Art Madrid'26 – A CONVERSATION WITH PILAR PEQUEÑO

Pilar Pequeño’s photography invites us to know a serene part of nature that becomes majestic and suggestive to the warm light of this work. The expert look of the author, masterful in composition, works her spell by finding the ideal light atmosphere for each flower, leaf or fruit that she catches in her images. A fair balance that reminds us of classical painting, with rounded edges and soft sheen in which the simplest and humblest beauty of our immediate environment condenses.

Today we are lucky to meet this exceptional photographer in person and talk in detail about her work and the evolution of her photographic technique. Join us to meet her.

Congratulations because we know that you have just opened the exhibition in the Villanueva building of the Prado Museum, I suppose you receive this news with joy, as a professional challenge.

When they called me from the Foundation of Friends of the Prado Museum to invite me to participate in the project, logically I was very happy because it is wonderful to be in this institution. The project was about being inspired by an author or a painting related to the museum. I had already done, within the series of still lifes, some works for a commemorative exhibition of Don Quixote in 2015. When they told me to participate I thought it would be interesting to continue with the development of the still lifes and the influence of the painters in the Prado, both of still lifes and of vases, because I am very interested in transparencies, glass, light... The works I have now exhibited in the Prado are inspired by Zurbarán and Arellano.

 

It's a project that has taken much longer than it seems

Synthesising the beauty of Zurbarán in two paintings, what inspires his work has been hard...

 

This proposal is a challenge for the artist but also comes as a recognition of his career. This project is the photographic result of a whole career where the beginnings were not always in the world of photography, as far as we know.

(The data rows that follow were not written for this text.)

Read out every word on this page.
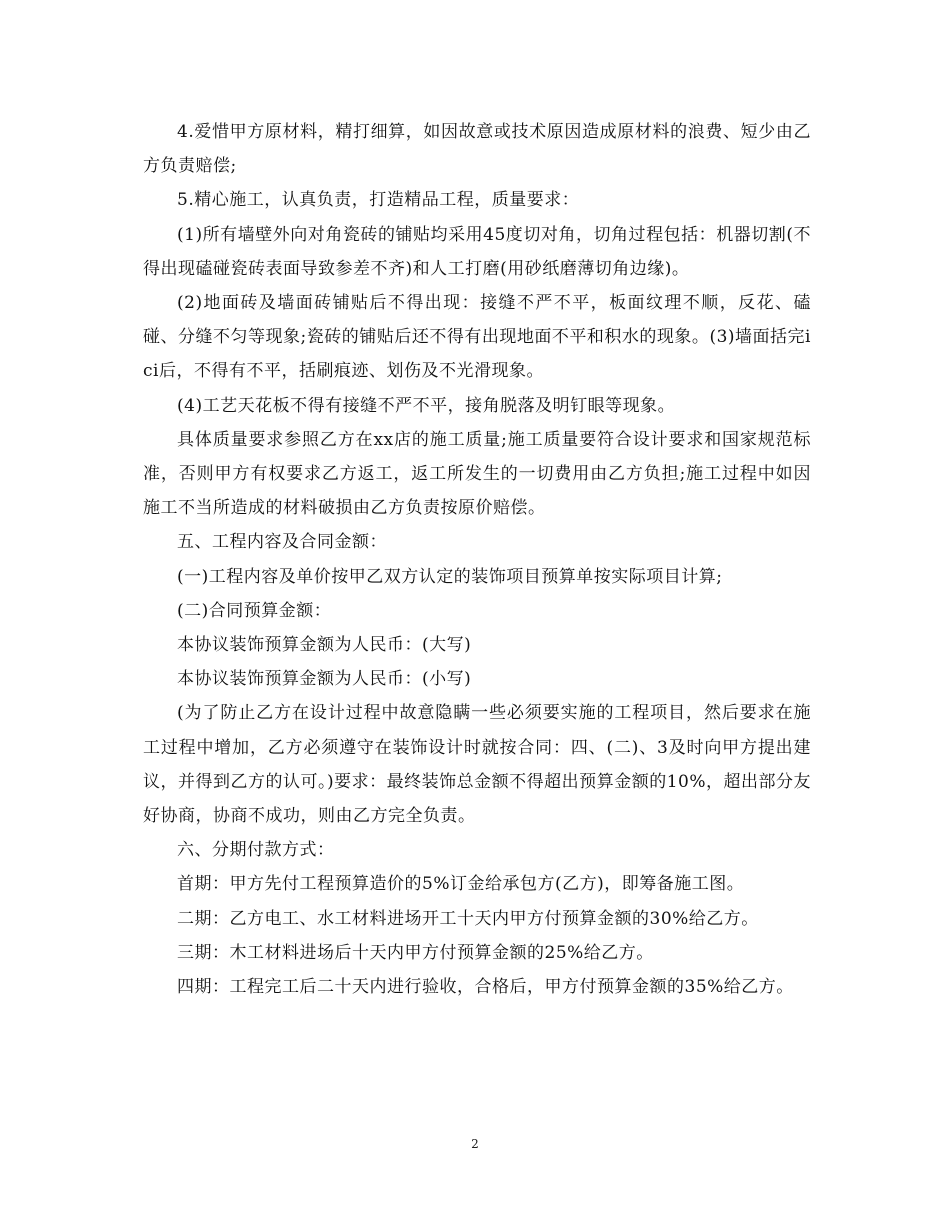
4.爱惜甲方原材料，精打细算，如因故意或技术原因造成原材料的浪费、短少由乙方负责赔偿;

5.精心施工，认真负责，打造精品工程，质量要求：

(1)所有墙壁外向对角瓷砖的铺贴均采用45度切对角，切角过程包括：机器切割(不得出现磕碰瓷砖表面导致参差不齐)和人工打磨(用砂纸磨薄切角边缘)。

(2)地面砖及墙面砖铺贴后不得出现：接缝不严不平，板面纹理不顺，反花、磕碰、分缝不匀等现象;瓷砖的铺贴后还不得有出现地面不平和积水的现象。(3)墙面括完ici后，不得有不平，括刷痕迹、划伤及不光滑现象。

(4)工艺天花板不得有接缝不严不平，接角脱落及明钉眼等现象。

具体质量要求参照乙方在xx店的施工质量;施工质量要符合设计要求和国家规范标准，否则甲方有权要求乙方返工，返工所发生的一切费用由乙方负担;施工过程中如因施工不当所造成的材料破损由乙方负责按原价赔偿。

五、工程内容及合同金额：

(一)工程内容及单价按甲乙双方认定的装饰项目预算单按实际项目计算;

(二)合同预算金额：

本协议装饰预算金额为人民币：(大写)

本协议装饰预算金额为人民币：(小写)

(为了防止乙方在设计过程中故意隐瞒一些必须要实施的工程项目，然后要求在施工过程中增加，乙方必须遵守在装饰设计时就按合同：四、(二)、3及时向甲方提出建议，并得到乙方的认可。)要求：最终装饰总金额不得超出预算金额的10%，超出部分友好协商，协商不成功，则由乙方完全负责。

六、分期付款方式：

首期：甲方先付工程预算造价的5%订金给承包方(乙方)，即筹备施工图。

二期：乙方电工、水工材料进场开工十天内甲方付预算金额的30%给乙方。

三期：木工材料进场后十天内甲方付预算金额的25%给乙方。

四期：工程完工后二十天内进行验收，合格后，甲方付预算金额的35%给乙方。

2
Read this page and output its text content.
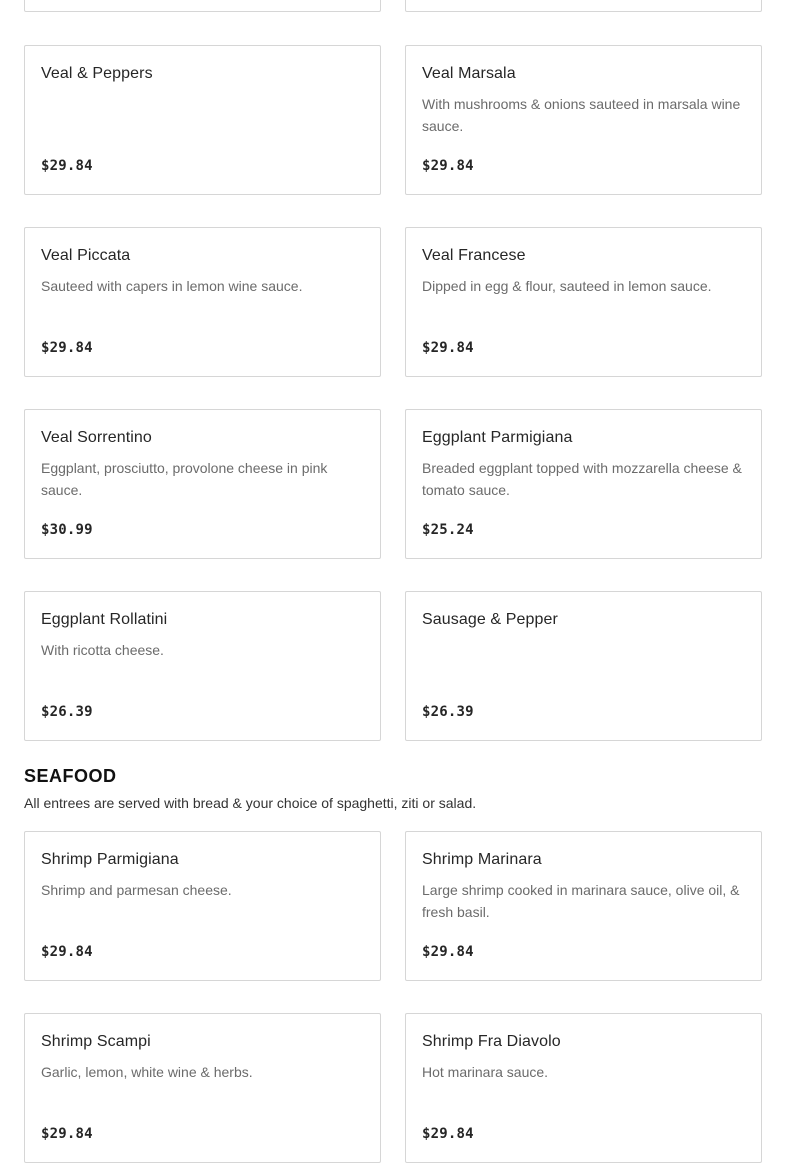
Veal & Peppers
$29.84
Veal Marsala
With mushrooms & onions sauteed in marsala wine sauce.
$29.84
Veal Piccata
Sauteed with capers in lemon wine sauce.
$29.84
Veal Francese
Dipped in egg & flour, sauteed in lemon sauce.
$29.84
Veal Sorrentino
Eggplant, prosciutto, provolone cheese in pink sauce.
$30.99
Eggplant Parmigiana
Breaded eggplant topped with mozzarella cheese & tomato sauce.
$25.24
Eggplant Rollatini
With ricotta cheese.
$26.39
Sausage & Pepper
$26.39
SEAFOOD
All entrees are served with bread & your choice of spaghetti, ziti or salad.
Shrimp Parmigiana
Shrimp and parmesan cheese.
$29.84
Shrimp Marinara
Large shrimp cooked in marinara sauce, olive oil, & fresh basil.
$29.84
Shrimp Scampi
Garlic, lemon, white wine & herbs.
$29.84
Shrimp Fra Diavolo
Hot marinara sauce.
$29.84
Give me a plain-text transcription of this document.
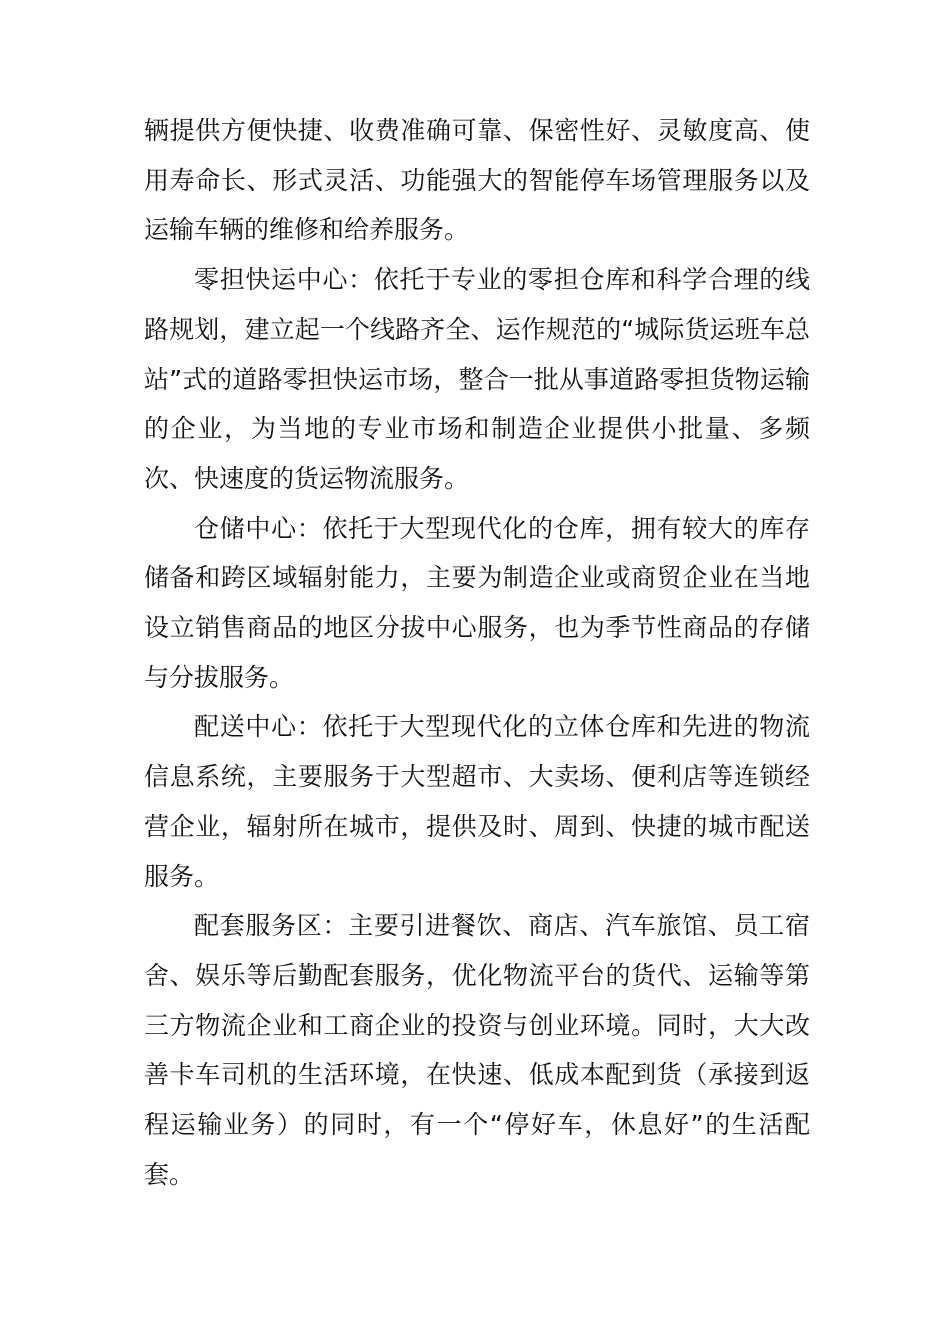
辆提供方便快捷、收费准确可靠、保密性好、灵敏度高、使用寿命长、形式灵活、功能强大的智能停车场管理服务以及运输车辆的维修和给养服务。

零担快运中心：依托于专业的零担仓库和科学合理的线路规划，建立起一个线路齐全、运作规范的“城际货运班车总站”式的道路零担快运市场，整合一批从事道路零担货物运输的企业，为当地的专业市场和制造企业提供小批量、多频次、快速度的货运物流服务。

仓储中心：依托于大型现代化的仓库，拥有较大的库存储备和跨区域辐射能力，主要为制造企业或商贸企业在当地设立销售商品的地区分拔中心服务，也为季节性商品的存储与分拔服务。

配送中心：依托于大型现代化的立体仓库和先进的物流信息系统，主要服务于大型超市、大卖场、便利店等连锁经营企业，辐射所在城市，提供及时、周到、快捷的城市配送服务。

配套服务区：主要引进餐饮、商店、汽车旅馆、员工宿舍、娱乐等后勤配套服务，优化物流平台的货代、运输等第三方物流企业和工商企业的投资与创业环境。同时，大大改善卡车司机的生活环境，在快速、低成本配到货（承接到返程运输业务）的同时，有一个“停好车，休息好”的生活配套。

I started drawing, and for a while, I combined photography and drawing. But then, as what interests me most is light, there is nothing like the photographic technique. Photography is like drawing with light. It's what I like most about this technique, how it transmits light. To make still lifes I use natural and window light, like the classics, but I direct it, that is, the advantage of still life is that you can create your own lighting scene. If you are going to do a landscape, you have to wait for the right light to happen and here, you just decide what you want to do. I like to do the work and get the negative as pure as possible.

Pilar Pequeño

Serie: Huellas, Baixo Miño. Ventana II, 2012

Giclèe. Pigmentos minerales sobre papel (Con passe partou: 50 x 60 cm)

28 x 31cm

Pilar Pequeño

Serie: Huellas, Baixo Miño. Ventana I, 2012

Giclèe. Pigmentos minerales sobre papel (Con passe partou: 50 x 60 cm)

28 x 31cm

The best thing for me is to search. For example, when I go out to the field, I look for wildflowers and I think "how beautiful is this stem, how will it look if I put a backlight?" or "these leaves are transparent, I will put them in the backlight" and then, when I arrive, I study the still life in the studio, or I submerge it in water, and from there, I work the light scene. In order to transmit the feeling produced by an image, you have to pay careful attention of the composition, to place lines, plans... there should be something that always forces you to take a second look. Although it seems a very simple task, this process of making the image is very thoughtful, very worked, and what most excites me is light. The whole series of still lifes revolves around transparencies. Water, which is an element that already appeared in my first landscapes of the 80s, is now in the vases, in the glasses. Sometimes I get a distance away, and the glass, the plant, the surfaces that surround it come out, what I want to extract is the effect of the light on the glass, on the water, on the plant but also on the elements which are around them. And other times what I do is to get so close to the vase, that the limits are not seen, and then it is submerged in the water, and sometimes the surface is not seen. I want to believe that my photos are suggestive, not just images in which all the meaning is revealed, in such a way that the person who comes to see those photos can interpret them according to what he/she is feeling at that moment. I think that the spectator can project on them looking for the meaning.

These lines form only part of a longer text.